Threat actors are exploiting misconfigured web applications used for security training and internal penetration testing, such as DVWA, OWASP Juice Shop, Hackazon, and bWAPP, to gain access to cloud environments of Fortune 500 companies and security vendors.

An investigation from automated penetration testing company Pentera found evidence that hackers are leveraging this attack vector to compromise systems and deploy crypto miners, plant webshells, or pivot to sensitive systems. 

The testing web apps are intentionally vulnerable and represent a serious compromise risk when exposed on the public internet and executed from a privileged cloud account.

Pentera researchers found 1,926 live, vulnerable applications exposed on the public web, often linked to overly privileged IAM (Identity and Access Management) roles and deployed on AWS, GCP, and Azure cloud environments.

According to Pentera, the exposed apps belong to multiple Fortune 500 companies, including Cloudflare, F5, and Palo Alto Networks, which received the researchers' findings and have fixed the issues.

Many of those instances exposed cloud credential sets, did not follow ‘least-privilege’ recommended practices, and in more than half of the cases, still used default credentials, allowing for easy takeover.

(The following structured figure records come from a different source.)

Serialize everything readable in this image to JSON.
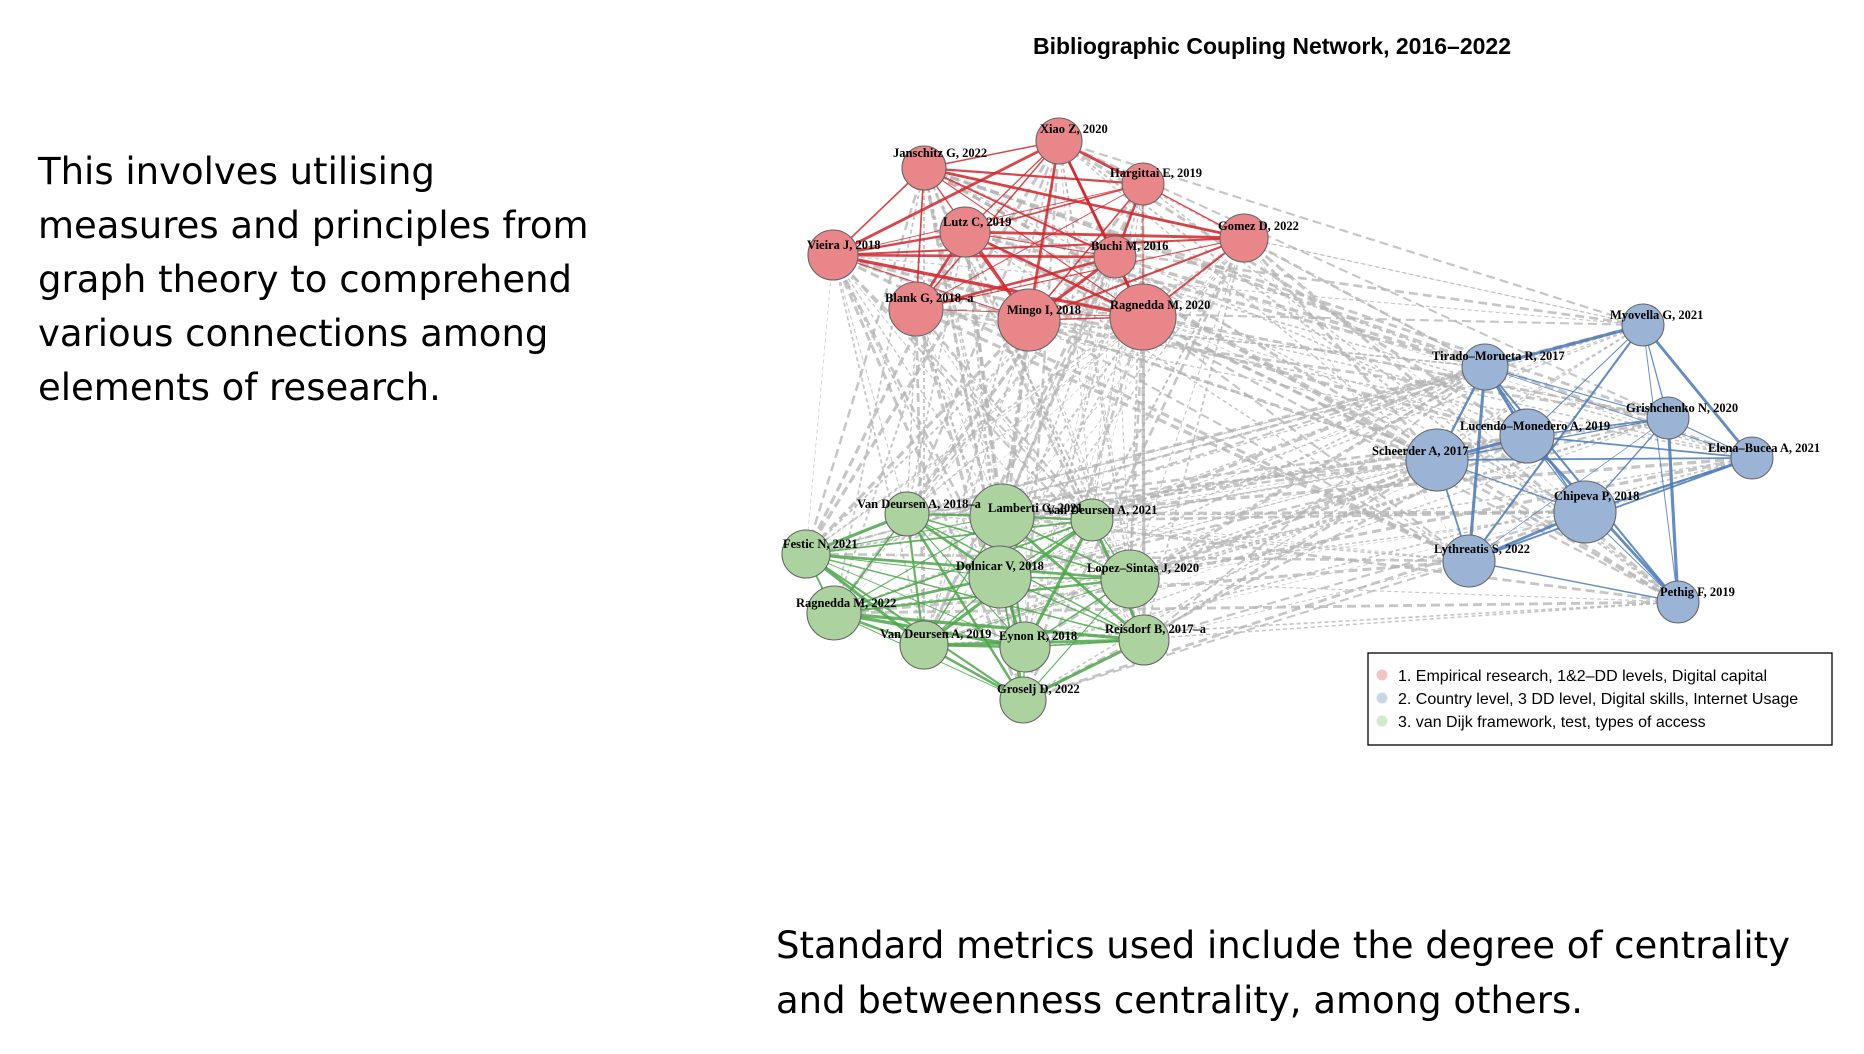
{
  "left_text": "This involves utilising measures and principles from graph theory to comprehend various connections among elements of research.",
  "bottom_text": "Standard metrics used include the degree of centrality and betweenness centrality, among others.",
  "diagram": {
    "title": "Bibliographic Coupling Network, 2016–2022",
    "colors": {
      "cluster1_fill": "#e8868a",
      "cluster1_edge": "#d4262b",
      "cluster2_fill": "#9bb4d6",
      "cluster2_edge": "#4a78b8",
      "cluster3_fill": "#acd39f",
      "cluster3_edge": "#4ea64a",
      "inter_edge": "#b3b3b3",
      "node_stroke": "#666666",
      "legend1": "#f2c4c6",
      "legend2": "#c9d6e8",
      "legend3": "#d4e8cc"
    },
    "legend": [
      "1. Empirical research, 1&2–DD levels, Digital capital",
      "2. Country level, 3 DD level, Digital skills, Internet Usage",
      "3. van Dijk framework, test, types of access"
    ],
    "nodes": [
      {
        "label": "Xiao Z, 2020",
        "cluster": 1
      },
      {
        "label": "Janschitz G, 2022",
        "cluster": 1
      },
      {
        "label": "Hargittai E, 2019",
        "cluster": 1
      },
      {
        "label": "Gomez D, 2022",
        "cluster": 1
      },
      {
        "label": "Lutz C, 2019",
        "cluster": 1
      },
      {
        "label": "Buchi M, 2016",
        "cluster": 1
      },
      {
        "label": "Vieira J, 2018",
        "cluster": 1
      },
      {
        "label": "Blank G, 2018–a",
        "cluster": 1
      },
      {
        "label": "Mingo I, 2018",
        "cluster": 1
      },
      {
        "label": "Ragnedda M, 2020",
        "cluster": 1
      },
      {
        "label": "Myovella G, 2021",
        "cluster": 2
      },
      {
        "label": "Tirado–Morueta R, 2017",
        "cluster": 2
      },
      {
        "label": "Grishchenko N, 2020",
        "cluster": 2
      },
      {
        "label": "Lucendo–Monedero A, 2019",
        "cluster": 2
      },
      {
        "label": "Elena–Bucea A, 2021",
        "cluster": 2
      },
      {
        "label": "Scheerder A, 2017",
        "cluster": 2
      },
      {
        "label": "Chipeva P, 2018",
        "cluster": 2
      },
      {
        "label": "Lythreatis S, 2022",
        "cluster": 2
      },
      {
        "label": "Pethig F, 2019",
        "cluster": 2
      },
      {
        "label": "Van Deursen A, 2018–a",
        "cluster": 3
      },
      {
        "label": "Lamberti G, 2021",
        "cluster": 3
      },
      {
        "label": "Van Deursen A, 2021",
        "cluster": 3
      },
      {
        "label": "Festic N, 2021",
        "cluster": 3
      },
      {
        "label": "Dolnicar V, 2018",
        "cluster": 3
      },
      {
        "label": "Lopez–Sintas J, 2020",
        "cluster": 3
      },
      {
        "label": "Ragnedda M, 2022",
        "cluster": 3
      },
      {
        "label": "Van Deursen A, 2019",
        "cluster": 3
      },
      {
        "label": "Eynon R, 2018",
        "cluster": 3
      },
      {
        "label": "Reisdorf B, 2017–a",
        "cluster": 3
      },
      {
        "label": "Groselj D, 2022",
        "cluster": 3
      }
    ]
  }
}
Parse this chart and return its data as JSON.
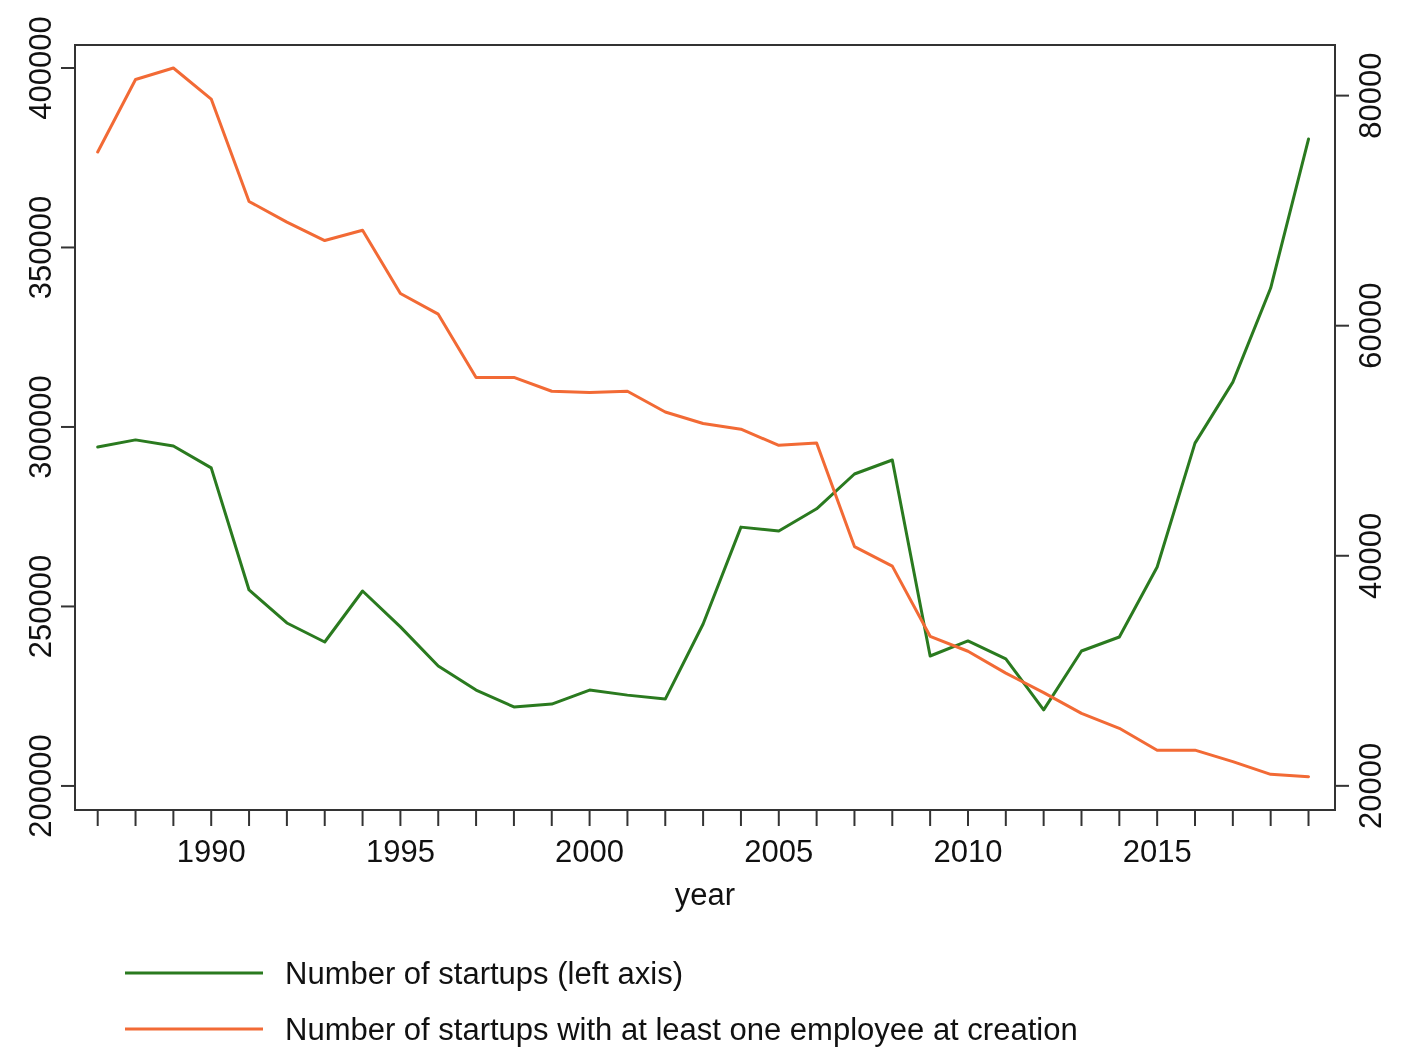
{
  "chart_data": {
    "type": "line",
    "xlabel": "year",
    "x": [
      1987,
      1988,
      1989,
      1990,
      1991,
      1992,
      1993,
      1994,
      1995,
      1996,
      1997,
      1998,
      1999,
      2000,
      2001,
      2002,
      2003,
      2004,
      2005,
      2006,
      2007,
      2008,
      2009,
      2010,
      2011,
      2012,
      2013,
      2014,
      2015,
      2016,
      2017,
      2018,
      2019
    ],
    "series": [
      {
        "name": "Number of startups (left axis)",
        "color": "#2a7a1f",
        "values": [
          294400,
          296400,
          294700,
          288600,
          254600,
          245400,
          240100,
          254300,
          244300,
          233400,
          226700,
          222000,
          222800,
          226700,
          225300,
          224200,
          245100,
          272100,
          271000,
          277200,
          286900,
          290800,
          236200,
          240400,
          235400,
          221200,
          237600,
          241500,
          261000,
          295500,
          312500,
          338700,
          380200
        ]
      },
      {
        "name": "Number of startups with at least one employee at creation",
        "color": "#f26a35",
        "axis": "y2",
        "values": [
          75100,
          81400,
          82400,
          79700,
          70800,
          69000,
          67400,
          68300,
          62800,
          61000,
          55500,
          55500,
          54300,
          54200,
          54300,
          52500,
          51500,
          51000,
          49600,
          49800,
          40800,
          39100,
          33000,
          31700,
          29800,
          28100,
          26300,
          25000,
          23100,
          23100,
          22100,
          21000,
          20800
        ]
      }
    ],
    "xlim": [
      1986.4,
      2019.7
    ],
    "xticks": [
      {
        "value": 1987,
        "label": null
      },
      {
        "value": 1988,
        "label": null
      },
      {
        "value": 1989,
        "label": null
      },
      1990,
      {
        "value": 1991,
        "label": null
      },
      {
        "value": 1992,
        "label": null
      },
      {
        "value": 1993,
        "label": null
      },
      {
        "value": 1994,
        "label": null
      },
      1995,
      {
        "value": 1996,
        "label": null
      },
      {
        "value": 1997,
        "label": null
      },
      {
        "value": 1998,
        "label": null
      },
      {
        "value": 1999,
        "label": null
      },
      2000,
      {
        "value": 2001,
        "label": null
      },
      {
        "value": 2002,
        "label": null
      },
      {
        "value": 2003,
        "label": null
      },
      {
        "value": 2004,
        "label": null
      },
      2005,
      {
        "value": 2006,
        "label": null
      },
      {
        "value": 2007,
        "label": null
      },
      {
        "value": 2008,
        "label": null
      },
      {
        "value": 2009,
        "label": null
      },
      2010,
      {
        "value": 2011,
        "label": null
      },
      {
        "value": 2012,
        "label": null
      },
      {
        "value": 2013,
        "label": null
      },
      {
        "value": 2014,
        "label": null
      },
      2015,
      {
        "value": 2016,
        "label": null
      },
      {
        "value": 2017,
        "label": null
      },
      {
        "value": 2018,
        "label": null
      },
      {
        "value": 2019,
        "label": null
      }
    ],
    "ylim": [
      193300,
      406400
    ],
    "yticks": [
      200000,
      250000,
      300000,
      350000,
      400000
    ],
    "y2lim": [
      17900,
      84400
    ],
    "y2ticks": [
      20000,
      40000,
      60000,
      80000
    ],
    "grid": false,
    "legend": "bottom",
    "marker": "none",
    "line_style": "solid"
  }
}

The credentials Pentera discovered in the investigation could give attackers full access to S3 buckets, GCS, and Azure Blob Storage, read and write permission to Secrets Manager, interact with container registries, and gain admin access to the cloud environment.

Active exploitation underway

In a report shared with BleepingComputer, Pentera Labs confirmed that the risk was not theoretical and that hackers have already exploited these entry points.

"During the investigation, we discovered clear evidence that attackers are actively exploiting these exact attack vectors in the wild – deploying crypto miners, webshells, and persistence mechanisms on compromised systems," the researchers said.

Proof of compromise emerged when assessing several misconfigured, vulnerable applications. The researchers established shells on the machines and enumerated data in an effort to determine their owners.

"Out of the 616 discovered DVWA instances, around 20% were found to contain artifacts deployed by malicious actors," Pentera says in the report.

The cryptocurrency mining activity used the XMRig tool, which was actively mining Monero (XMR) cryptocurrency in the background.

The researchers also found an advanced persistence mechanism using a script named ‘watchdog.sh’. If deleted, the script restored itself from a base64-encoded backup and downloads XMRig from GitHub again.

The script also downloads from a Dropbox account additional tools encrypted using the AES-256 cipher, and kills competing miners present on the compromised host.

Other cases involve the deployment of a PHP webshell named ‘filemanager.php’ that supports file actions (read, write, delete, download, upload) and command execution.

The webshell contained hardcoded authentication credentials and had a timezone set to Europe/Minsk (UTC+3), which could be a hint about the origin of the operators.

Pentera clarifies that these malicious artifacts were discovered after notifying Cloudflare, F5, and Palo Alto, and the companies remediated the issues.

The researchers recommend that organizations maintain a comprehensive inventory of all cloud resources, including testing apps, and isolate them from production environments.

Also, least-privilege IAM roles for non-production systems should be enforced, default credentials should be changed, and automatic expiration should be set up for temporary resources.

Pentera's report provides a detailed description of the steps in the investigation and includes information on the tools and methods used to discover and probe vulnerable instances, and to identify their owners.